The villain here apparently, though she’s never so described, was Hemingway’s last wife, Mary, who was responsible for the version that’s been in print for the last 46 ears and who seemingly had her own personal agenda with regard to her husband’s earlier life. According to Sean Hemingway, she and Scribner editor Harry Brague made “significant changes” to the manuscript by deleting some passages Hemingway had meant for publication and inserting material that he had decided shouldn’t be included.
Even the title, Sean Hemingway insists, was imposed by Mary, who took it from a letter her husband had written in 1950 to a friend – A.E.Hotchner, later to become his biographer – in which he said “If you are lucky enough to have lived in Paris as a young man, then wherever you go for the rest of your life it stays with you, for Paris is a moveable feast.”
That quote, now famous, has been on the title page of every edition of the memoir since its first publication, but it’s missing from the frontispiece of the new edition. Otherwise, though, not too much has been tinkered with, though the much-remembered final chapter, ‘There Is Never Any End to Paris’, is no longer given such significant resonance – its first section shunted back four chapters and its celebrated last paragraph (“There is never any ending to Paris”) dismissively consigned to an appendix.
Scholars and Hemingway completists may welcome this new edition, which includes a number of sketches discovered among the author’s papers and not included in the 1964 version.

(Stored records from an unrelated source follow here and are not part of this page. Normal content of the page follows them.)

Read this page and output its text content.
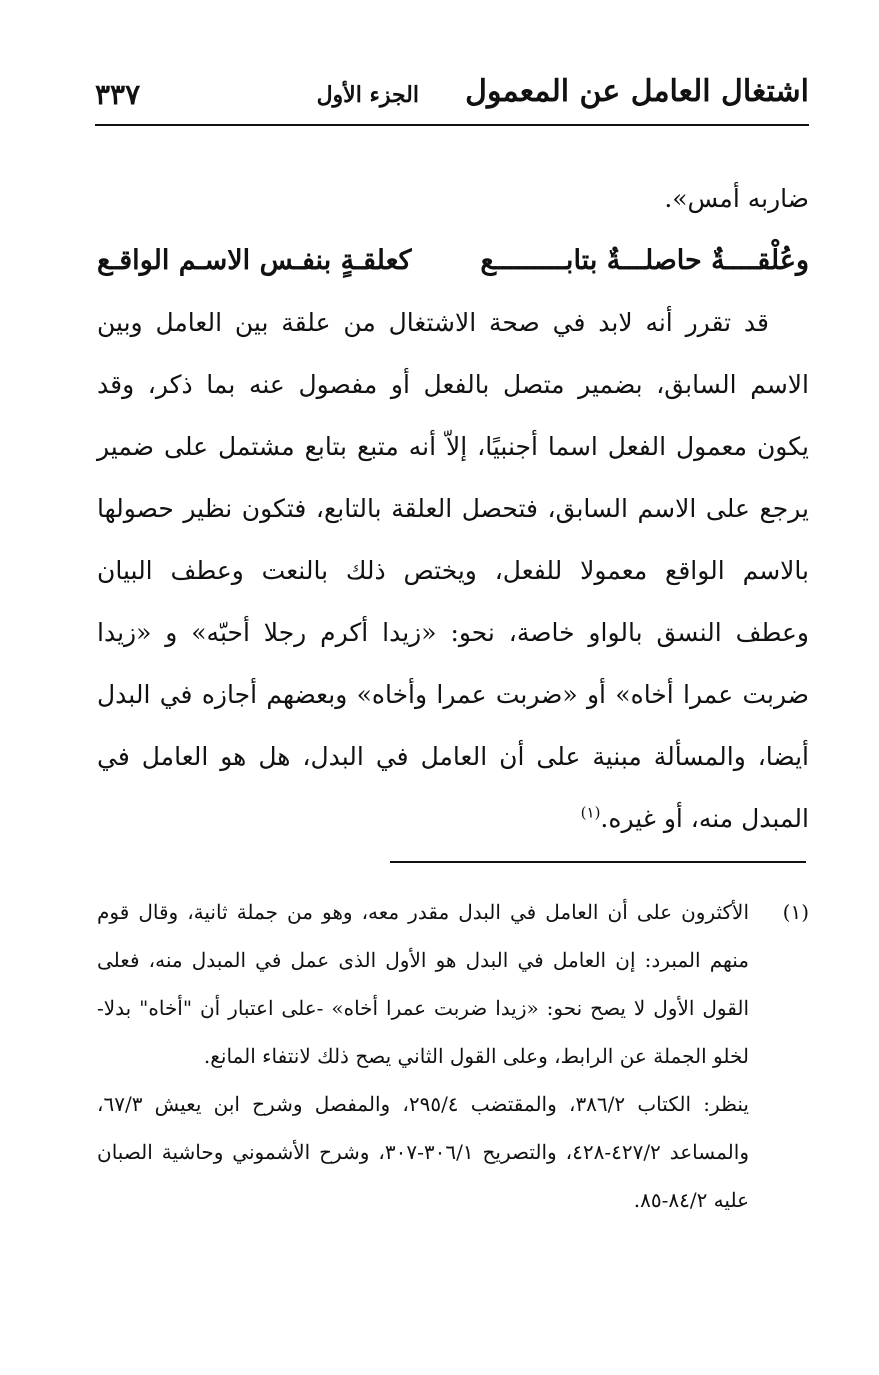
اشتغال العامل عن المعمول
الجزء الأول
٣٣٧

ضاربه أمس».

وعُلْقــــةٌ حاصلـــةٌ بتابـــــــــع
كعلقـةٍ بنفـس الاسـم الواقـع

قد تقرر أنه لابد في صحة الاشتغال من علقة بين العامل وبين الاسم السابق، بضمير متصل بالفعل أو مفصول عنه بما ذكر، وقد يكون معمول الفعل اسما أجنبيًا، إلاّ أنه متبع بتابع مشتمل على ضمير يرجع على الاسم السابق، فتحصل العلقة بالتابع، فتكون نظير حصولها بالاسم الواقع معمولا للفعل، ويختص ذلك بالنعت وعطف البيان وعطف النسق بالواو خاصة، نحو: «زيدا أكرم رجلا أحبّه» و «زيدا ضربت عمرا أخاه» أو «ضربت عمرا وأخاه» وبعضهم أجازه في البدل أيضا، والمسألة مبنية على أن العامل في البدل، هل هو العامل في المبدل منه، أو غيره.$^{(١)}$

(١)

الأكثرون على أن العامل في البدل مقدر معه، وهو من جملة ثانية، وقال قوم منهم المبرد: إن العامل في البدل هو الأول الذى عمل في المبدل منه، فعلى القول الأول لا يصح نحو: «زيدا ضربت عمرا أخاه» -على اعتبار أن "أخاه" بدلا- لخلو الجملة عن الرابط، وعلى القول الثاني يصح ذلك لانتفاء المانع.

ينظر: الكتاب ٣٨٦/٢، والمقتضب ٢٩٥/٤، والمفصل وشرح ابن يعيش ٦٧/٣، والمساعد ٤٢٧/٢-٤٢٨، والتصريح ٣٠٦/١-٣٠٧، وشرح الأشموني وحاشية الصبان عليه ٨٤/٢-٨٥.
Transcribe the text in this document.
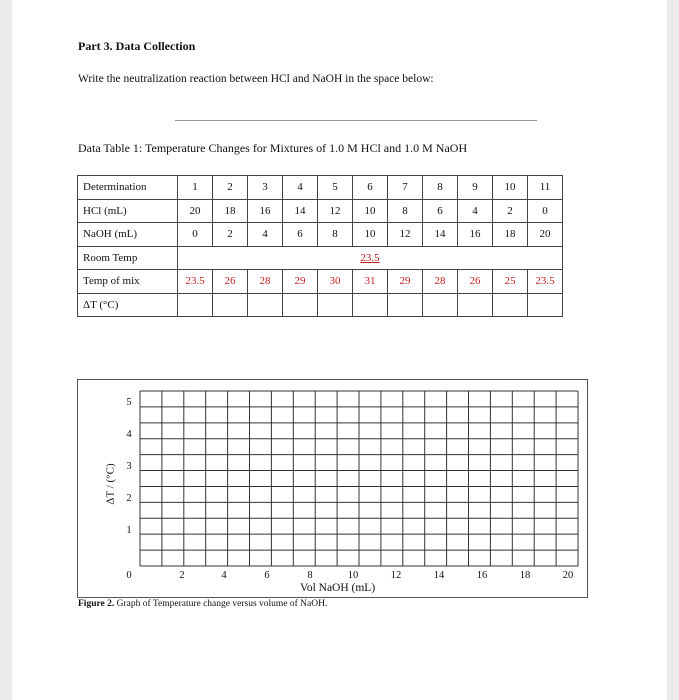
Part 3. Data Collection
Write the neutralization reaction between HCl and NaOH in the space below:
Data Table 1: Temperature Changes for Mixtures of 1.0 M HCl and 1.0 M NaOH
Determination	1	2	3	4	5	6	7	8	9	10	11
HCl (mL)	20	18	16	14	12	10	8	6	4	2	0
NaOH (mL)	0	2	4	6	8	10	12	14	16	18	20
Room Temp	23.5										
Temp of mix	23.5	26	28	29	30	31	29	28	26	25	23.5
ΔT (°C)											
ΔT / (°C)
5
4
3
2
1
0	2	4	6	8	10	12	14	16	18	20
Vol NaOH (mL)
Figure 2. Graph of Temperature change versus volume of NaOH.
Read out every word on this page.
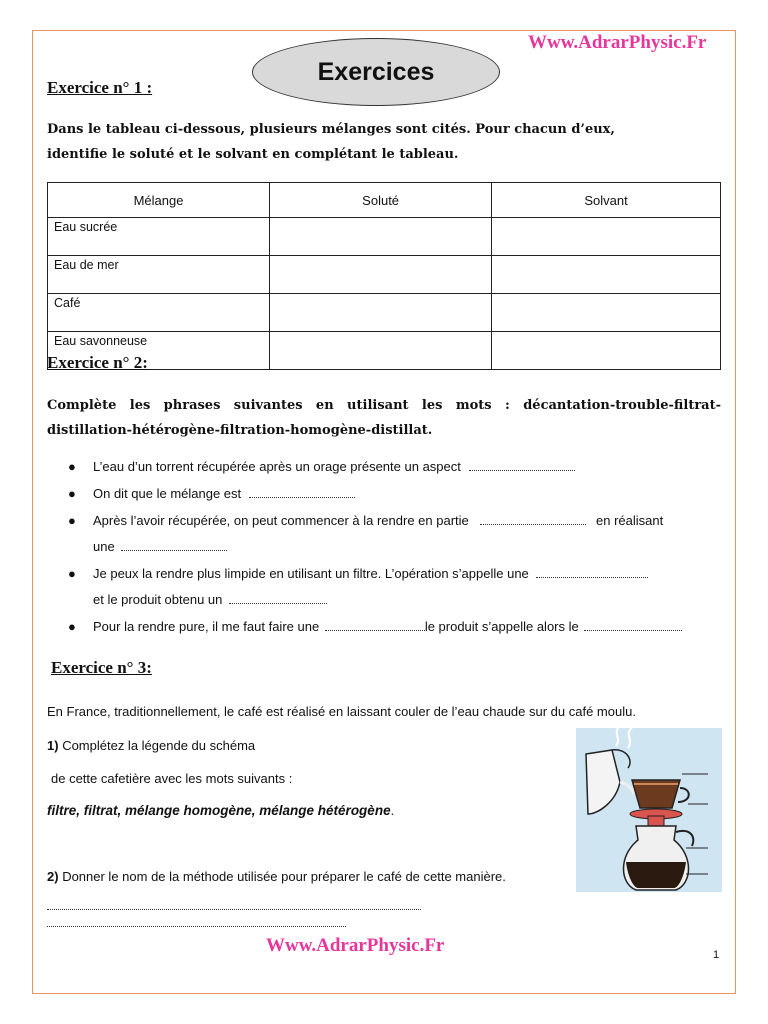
Www.AdrarPhysic.Fr
Exercices
Exercice n° 1 :
Dans le tableau ci-dessous, plusieurs mélanges sont cités. Pour chacun d’eux,
identifie le soluté et le solvant en complétant le tableau.
Mélange	Soluté	Solvant
Eau sucrée		
Eau de mer		
Café		
Eau savonneuse		
Exercice n° 2:
Complète les phrases suivantes en utilisant les mots : décantation-trouble-filtrat-
distillation-hétérogène-filtration-homogène-distillat.
● L’eau d’un torrent récupérée après un orage présente un aspect
● On dit que le mélange est
● Après l’avoir récupérée, on peut commencer à la rendre en partie	en réalisant
une
● Je peux la rendre plus limpide en utilisant un filtre. L’opération s’appelle une
et le produit obtenu un
● Pour la rendre pure, il me faut faire une	le produit s’appelle alors le
Exercice n° 3:
En France, traditionnellement, le café est réalisé en laissant couler de l’eau chaude sur du café moulu.
1) Complétez la légende du schéma
de cette cafetière avec les mots suivants :
filtre, filtrat, mélange homogène, mélange hétérogène.
2) Donner le nom de la méthode utilisée pour préparer le café de cette manière.
Www.AdrarPhysic.Fr	1
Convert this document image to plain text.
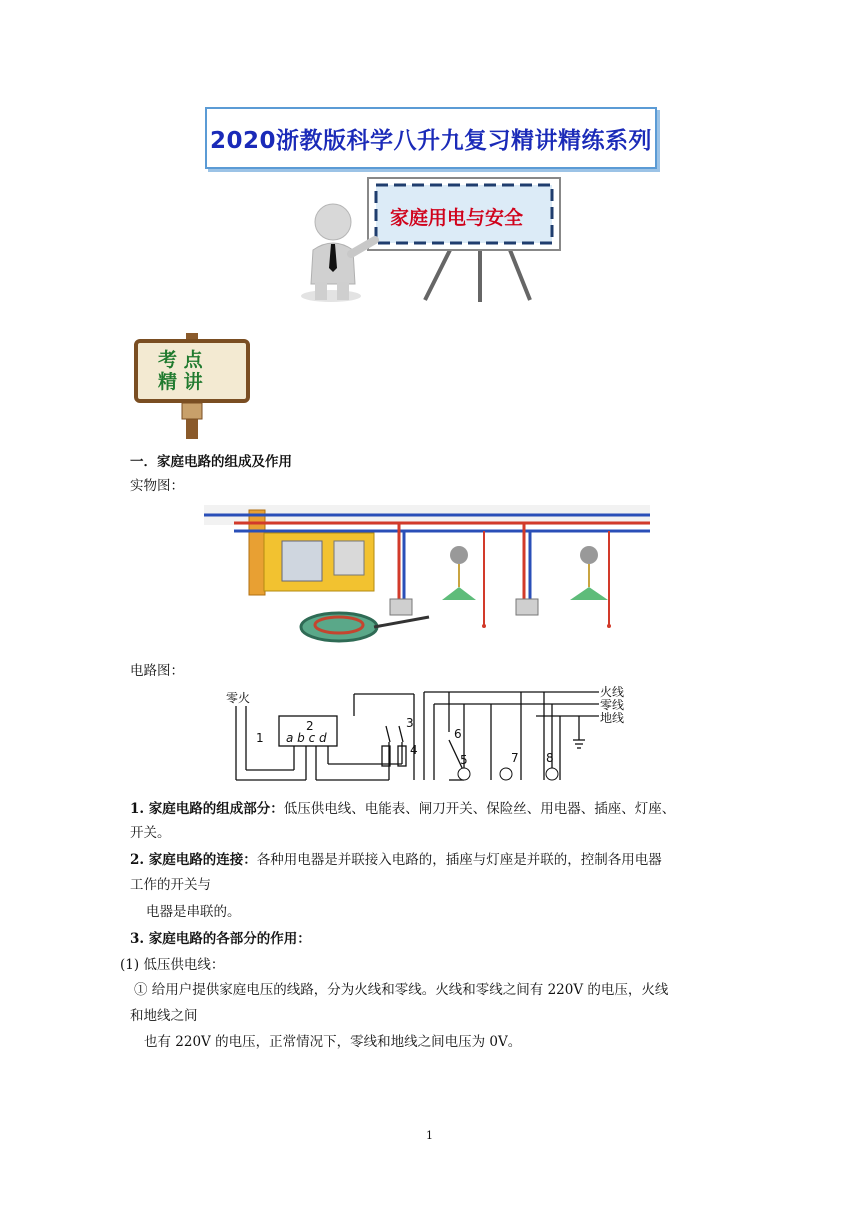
2020浙教版科学八升九复习精讲精练系列
家庭用电与安全
考 点
精 讲
一．家庭电路的组成及作用
实物图：
电路图：
零火	火线
零线
地线
1
2
a b c d
3
4
5
6
7 8
1. 家庭电路的组成部分：低压供电线、电能表、闸刀开关、保险丝、用电器、插座、灯座、
开关。
2. 家庭电路的连接：各种用电器是并联接入电路的，插座与灯座是并联的，控制各用电器
工作的开关与
电器是串联的。
3. 家庭电路的各部分的作用：
(1) 低压供电线：
① 给用户提供家庭电压的线路，分为火线和零线。火线和零线之间有 220V 的电压，火线
和地线之间
也有 220V 的电压，正常情况下，零线和地线之间电压为 0V。
1
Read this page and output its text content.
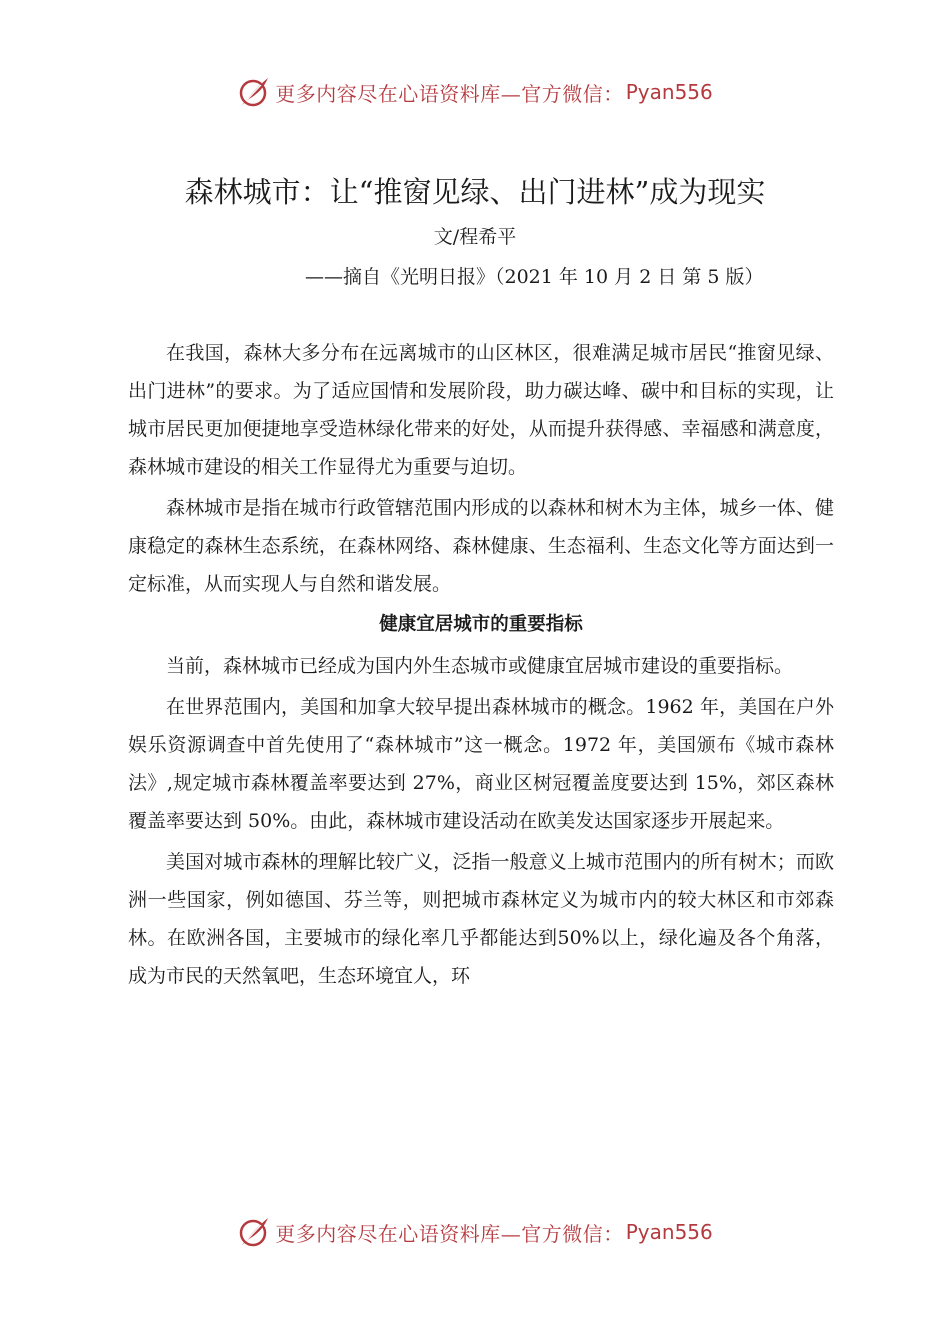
更多内容尽在心语资料库—官方微信： Pyan556
森林城市：让“推窗见绿、出门进林”成为现实
文/程希平
——摘自《光明日报》（2021 年 10 月 2 日 第 5 版）

在我国，森林大多分布在远离城市的山区林区，很难满足城市居民“推窗见绿、出门进林”的要求。为了适应国情和发展阶段，助力碳达峰、碳中和目标的实现，让城市居民更加便捷地享受造林绿化带来的好处，从而提升获得感、幸福感和满意度，森林城市建设的相关工作显得尤为重要与迫切。

森林城市是指在城市行政管辖范围内形成的以森林和树木为主体，城乡一体、健康稳定的森林生态系统，在森林网络、森林健康、生态福利、生态文化等方面达到一定标准，从而实现人与自然和谐发展。

健康宜居城市的重要指标

当前，森林城市已经成为国内外生态城市或健康宜居城市建设的重要指标。

在世界范围内，美国和加拿大较早提出森林城市的概念。1962 年，美国在户外娱乐资源调查中首先使用了“森林城市”这一概念。1972 年，美国颁布《城市森林法》,规定城市森林覆盖率要达到 27%，商业区树冠覆盖度要达到 15%，郊区森林覆盖率要达到 50%。由此，森林城市建设活动在欧美发达国家逐步开展起来。

美国对城市森林的理解比较广义，泛指一般意义上城市范围内的所有树木；而欧洲一些国家，例如德国、芬兰等，则把城市森林定义为城市内的较大林区和市郊森林。在欧洲各国，主要城市的绿化率几乎都能达到50%以上，绿化遍及各个角落，成为市民的天然氧吧，生态环境宜人，环

更多内容尽在心语资料库—官方微信： Pyan556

And they may be intrigued by some of the insertions and deletions that have been made by the new editor in the main body of the text, though most of these seem to me both fussy and unnecessary.
Indeed, I don’t really see the point of this edition beyond its obvious commercial benefits for the Hemingway estate, though from Patrick’s foreword and Sean’s introduction there’s also the distinct sense of private scores being settled.
Such matters are of no interest to the general reader, who should be quite content with the book that everyone has known for almost five decades – a book that in its devout act of remembering, its beautiful prose and its unforgettable portraits of Scott Fitzgerald, Wyndham Lewis, James Joyce, Ezra Pound, Gertrude Stein and Ford Madox Ford remains one of the loveliest evocations of a great city and of the people who once lived there.